Tendo lido na Internet um artigo, Judas Iscariotes e seu Evangelho, cuja leitura recomendo a você (antes de continuar a leitura dessa mensagem), lembrei-me de um fato: quando ia traduzir o verbo em grego, παραδιδωμι, eu sempre vacilava, pois tanto pode ser traduzido por trair, como por entregar, sendo este o seu sentido primitivo, como podemos ver, examinando as suas raízes. παρα é um prefixo que acumula as idéias de vicinalidade, proximidade lateral, proximidade, frontalidade, oposição. E διδωμι significa dar. Assim, o sentido de raiz do verbo é dar estando próximo de, ou ao lado de, ou em frente de. De aí o sentido de entregar, de dar algo que está com (o dador) a alguém. Nesse caso, poderíamos traduzir por transferir, passar para. No seguinte trecho, em tradução de João Ferreira de Almeida, notamos um momento crucial, cruciante na vida de Jesus:

Jo 13:21 Tendo Jesus dito isto, turbou-se em espírito, e declarou: Em verdade, em verdade, vos digo que um de vós me há     de trair.
Jo 13:22 Os discípulos se entreolhavam, perplexos, sem saber de quem ele falava.
Jo 13:23 Ora, achava-se reclinado sobre o peito de Jesus um de seus discípulos, aquele a quem Jesus amava.
Jo 13:24 A esse, pois, fez Simão Pedro sinal, e lhe pediu: Pergunta- lhe de quem é que fala.
Jo 13:25 Aquele discípulo, recostando-se assim ao peito de Jesus, perguntou-lhe: Senhor, quem é?
Jo 13:26 Respondeu Jesus: É aquele a quem eu der o pedaço de pão molhado. Tendo, pois, molhado um bocado de pão, deu-o a Judas, filho de Simão Iscariotes.
Jo 13:27 E, logo após o bocado, entrou nele Satanás. Disse-lhe, pois, Jesus: O que fazes, faze-o depressa.
Jo 13:28 E nenhum dos que estavam à mesa percebeu a que propósito lhe disse isto;
Jo 13:29 pois, como Judas
tinha a bolsa, pensavam alguns que Jesus lhe queria dizer: Compra o que nos é necessário para a festa; ou, que desse alguma coisa aos pobres.

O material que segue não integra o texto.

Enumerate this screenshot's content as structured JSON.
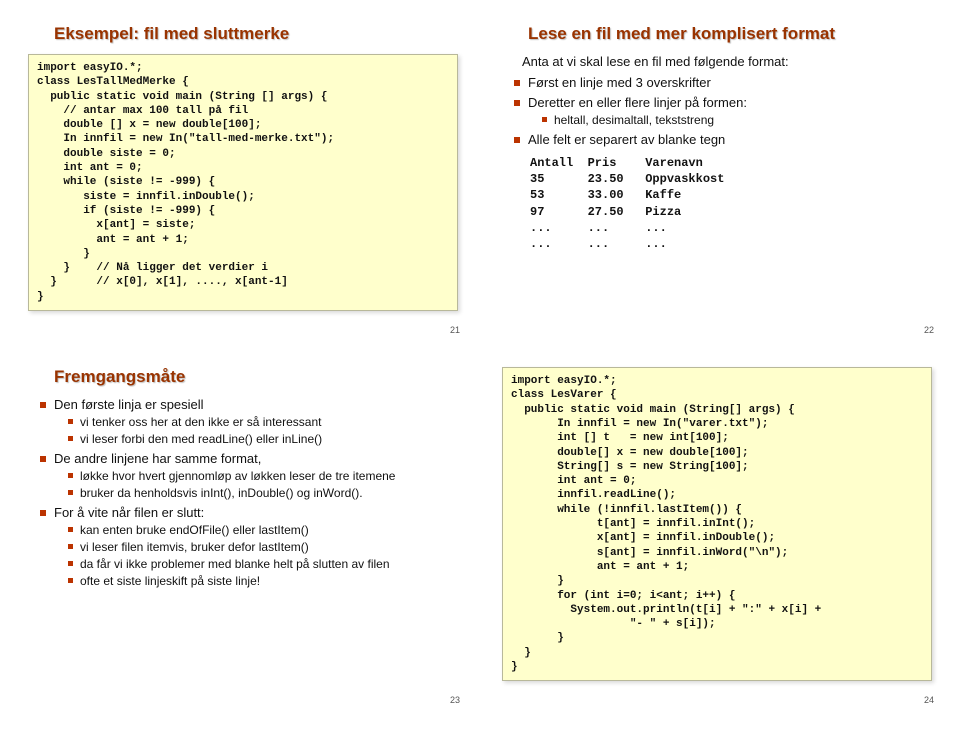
{
  "slides": {
    "s21": {
      "title": "Eksempel: fil med sluttmerke",
      "code": "import easyIO.*;\nclass LesTallMedMerke {\n  public static void main (String [] args) {\n    // antar max 100 tall på fil\n    double [] x = new double[100];\n    In innfil = new In(\"tall-med-merke.txt\");\n    double siste = 0;\n    int ant = 0;\n    while (siste != -999) {\n       siste = innfil.inDouble();\n       if (siste != -999) {\n         x[ant] = siste;\n         ant = ant + 1;\n       }\n    }    // Nå ligger det verdier i\n  }      // x[0], x[1], ...., x[ant-1]\n}",
      "pagenum": "21"
    },
    "s22": {
      "title": "Lese en fil med mer komplisert format",
      "intro": "Anta at vi skal lese en fil med følgende format:",
      "b1": "Først en linje med 3 overskrifter",
      "b2": "Deretter en eller flere linjer på formen:",
      "b2s1": "heltall, desimaltall, tekststreng",
      "b3": "Alle felt er separert av blanke tegn",
      "data": "Antall  Pris    Varenavn\n35      23.50   Oppvaskkost\n53      33.00   Kaffe\n97      27.50   Pizza\n...     ...     ...\n...     ...     ...",
      "pagenum": "22"
    },
    "s23": {
      "title": "Fremgangsmåte",
      "b1": "Den første linja er spesiell",
      "b1s1": "vi tenker oss her at den ikke er så interessant",
      "b1s2": "vi leser forbi den med readLine() eller inLine()",
      "b2": "De andre linjene har samme format,",
      "b2s1": "løkke hvor hvert gjennomløp av løkken leser de tre itemene",
      "b2s2": "bruker da henholdsvis inInt(), inDouble() og inWord().",
      "b3": "For å vite når filen er slutt:",
      "b3s1": "kan enten bruke endOfFile() eller lastItem()",
      "b3s2": "vi leser filen itemvis, bruker defor lastItem()",
      "b3s3": "da får vi ikke problemer med blanke helt på slutten av filen",
      "b3s4": "ofte et siste linjeskift på siste linje!",
      "pagenum": "23"
    },
    "s24": {
      "code": "import easyIO.*;\nclass LesVarer {\n  public static void main (String[] args) {\n       In innfil = new In(\"varer.txt\");\n       int [] t   = new int[100];\n       double[] x = new double[100];\n       String[] s = new String[100];\n       int ant = 0;\n       innfil.readLine();\n       while (!innfil.lastItem()) {\n             t[ant] = innfil.inInt();\n             x[ant] = innfil.inDouble();\n             s[ant] = innfil.inWord(\"\\n\");\n             ant = ant + 1;\n       }\n       for (int i=0; i<ant; i++) {\n         System.out.println(t[i] + \":\" + x[i] +\n                  \"- \" + s[i]);\n       }\n  }\n}",
      "pagenum": "24"
    }
  }
}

Quando Jesus diz que alguém entre eles o há de trair, todos ficam em polvorosa: cada um quer saber se não é ele o indigitado. Jesus indica o traidor a todos, entregando a este um naco de pão molhado no vinho. E todos se acalmam, e ficam sabendo quem era o traidor.  E Satanás entra em Judas, e Jesus lhe diz que fizesse depressa o que estava fazendo.
 

Há alguns pontos de estranhamento:
1. Os apóstolos se acalmam e não vociferam contra Judas, como era de se esperar.
2. Jesus, que sabia, sabe, de todas as coisas, sabia naquele momento que Satanás tinha entrado em Judas. Por que, então, não o expulsou?
3. Jesus usa o Presente Ativo do Indicativo, o que indica um fato presente ativo categórico. Poderíamos traduzir o verbo por: estás fazendo. E ao invés de demovê-lo, exorta-o a fazê-lo, e fazê-lo logo. Como ele era (é) o Senhor, o imperativo - faze - tem muito mais a força de um mandamento, de uma ordem.  Jesus
ordena a Judas que faça logo o que já está fazendo intimamente.
4. Mesmo depois de toda demonstração, em que ficam sabendo a identidade do traidor, os apóstolos não entendem o sentido do que Jesus está dizendo, achando que o que Judas
devia fazer era algo pertinente à sua função de tesoureiro do grupo.
5. O verbo, na sua forma futura presente do indicativo - παραδωσει  (entregará ou trairá ) - parece ter perdido sua força, depois da revelação, pois os discípulos se esqueceram do fato relacionado com ele, pois não fazem ligação entre o que Jesus diz no verso 13:27 com o que se diz no verso 13:21.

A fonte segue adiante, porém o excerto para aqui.